Quella mattina, come già avevano raccontato i testimoni presenti nella Rsa, e come hanno ripetuto anche oggi le due imputate, il paziente non si riusciva a trovare. “Lo abbiamo cercato dappertutto. Nelle stanze, nella sala da pranzo, dove poco prima stava mangiando, nel reparto a piano terra e anche all’esterno”. A trovarlo era stata una delle ausiliarie. “Sono andata verso il parcheggio e uscendo ho guardato verso la camera mortuaria. Poi l’ho visto. Era a terra, in corrispondenza del bagno. D’istinto ho guardato in alto e ho visto la zanzariera della finestra rotta“.

L’avvocato Fausto Teti

“Quando sono salita”, ha raccontato oggi una delle imputate, “la porta era chiusa, ma non a chiave, e la chiave era al suo posto sulla mensola“. “Quella porta era sempre chiusa“, ha ricordato l’altra dipendente finita sotto accusa, presente quella mattina nel Nucleo Alzheimer ma che prestava servizio in un altro blocco della struttura. La donna era entrata nel bagno poco prima della tragedia. “Sono sicurissima di aver chiuso a chiave“, ha ricordato.

Oggi si è difeso anche il direttore sanitario che ha ricordato che il paziente, soprattutto dopo aver ricevuto la visita della figlia, il 14 ottobre, aveva cominciato a chiedere di tornare a casa, “anche se non in modo insistente. Stava nella zona della porta e aveva tentato di digitare il codice per uscire”. “Per questo motivo”, ha spiegato l’imputato, “era stato aumentato il livello di sorveglianza dell’ospite. “Ho fatto cambiare il codice alla porta e vietato che uscisse anche a fare una passeggiata.
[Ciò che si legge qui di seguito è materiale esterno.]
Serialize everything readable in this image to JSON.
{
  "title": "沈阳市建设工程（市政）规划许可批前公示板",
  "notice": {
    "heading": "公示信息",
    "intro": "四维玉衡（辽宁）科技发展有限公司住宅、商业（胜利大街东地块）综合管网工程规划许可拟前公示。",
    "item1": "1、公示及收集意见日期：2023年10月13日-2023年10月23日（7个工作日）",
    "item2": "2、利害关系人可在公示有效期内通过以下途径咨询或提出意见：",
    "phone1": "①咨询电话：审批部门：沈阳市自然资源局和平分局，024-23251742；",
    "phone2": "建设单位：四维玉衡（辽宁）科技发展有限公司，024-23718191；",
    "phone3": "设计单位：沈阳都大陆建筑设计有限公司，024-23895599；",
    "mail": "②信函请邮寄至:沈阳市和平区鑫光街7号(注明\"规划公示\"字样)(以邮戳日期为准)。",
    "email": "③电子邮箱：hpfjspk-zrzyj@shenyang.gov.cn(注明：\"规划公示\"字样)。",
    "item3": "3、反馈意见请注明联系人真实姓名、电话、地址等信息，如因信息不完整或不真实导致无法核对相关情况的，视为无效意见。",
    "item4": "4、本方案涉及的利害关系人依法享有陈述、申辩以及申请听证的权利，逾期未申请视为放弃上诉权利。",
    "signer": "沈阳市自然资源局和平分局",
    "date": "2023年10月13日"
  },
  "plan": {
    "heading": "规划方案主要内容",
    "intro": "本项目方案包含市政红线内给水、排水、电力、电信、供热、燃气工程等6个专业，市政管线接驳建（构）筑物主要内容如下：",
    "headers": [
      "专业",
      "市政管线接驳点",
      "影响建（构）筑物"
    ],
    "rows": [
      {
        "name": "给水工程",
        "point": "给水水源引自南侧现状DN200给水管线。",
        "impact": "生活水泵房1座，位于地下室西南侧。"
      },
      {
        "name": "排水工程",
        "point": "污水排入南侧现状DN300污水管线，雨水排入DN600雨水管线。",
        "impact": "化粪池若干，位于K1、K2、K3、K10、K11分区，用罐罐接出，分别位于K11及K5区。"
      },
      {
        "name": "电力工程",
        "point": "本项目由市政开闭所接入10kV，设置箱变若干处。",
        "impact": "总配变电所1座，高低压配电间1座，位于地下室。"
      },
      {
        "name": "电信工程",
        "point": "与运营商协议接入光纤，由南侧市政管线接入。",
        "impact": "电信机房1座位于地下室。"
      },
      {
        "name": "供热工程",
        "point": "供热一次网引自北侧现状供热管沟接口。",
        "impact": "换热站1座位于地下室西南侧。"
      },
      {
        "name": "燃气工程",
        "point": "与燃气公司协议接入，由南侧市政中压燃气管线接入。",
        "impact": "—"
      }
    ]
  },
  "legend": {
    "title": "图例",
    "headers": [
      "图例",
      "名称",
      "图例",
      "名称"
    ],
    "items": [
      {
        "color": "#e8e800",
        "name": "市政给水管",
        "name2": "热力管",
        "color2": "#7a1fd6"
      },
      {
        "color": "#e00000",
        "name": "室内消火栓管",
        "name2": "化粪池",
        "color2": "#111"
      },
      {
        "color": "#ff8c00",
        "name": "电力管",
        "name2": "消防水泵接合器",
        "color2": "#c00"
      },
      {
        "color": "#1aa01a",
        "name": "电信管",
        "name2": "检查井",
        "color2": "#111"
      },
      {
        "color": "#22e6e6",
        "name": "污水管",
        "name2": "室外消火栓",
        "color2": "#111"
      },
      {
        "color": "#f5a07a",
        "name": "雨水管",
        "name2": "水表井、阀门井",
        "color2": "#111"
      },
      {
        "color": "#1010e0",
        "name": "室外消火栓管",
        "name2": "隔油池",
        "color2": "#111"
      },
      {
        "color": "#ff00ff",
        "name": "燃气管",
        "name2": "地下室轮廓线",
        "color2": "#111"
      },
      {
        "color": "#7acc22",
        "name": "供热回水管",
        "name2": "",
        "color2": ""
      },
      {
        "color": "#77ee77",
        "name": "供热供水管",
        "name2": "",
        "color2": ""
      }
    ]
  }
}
La finestra del bagno assistito era l’unica a non avere la serratura. Ora, invece, è dotata di inferriate”.

Nel processo, i tre imputati sono assistiti dagli avvocati Abdoulaye Mbody e Fausto Teti.

Si torna in aula per gli ultimi testimoni il primo di ottobre. Le conclusioni, invece, sono previste per il 15.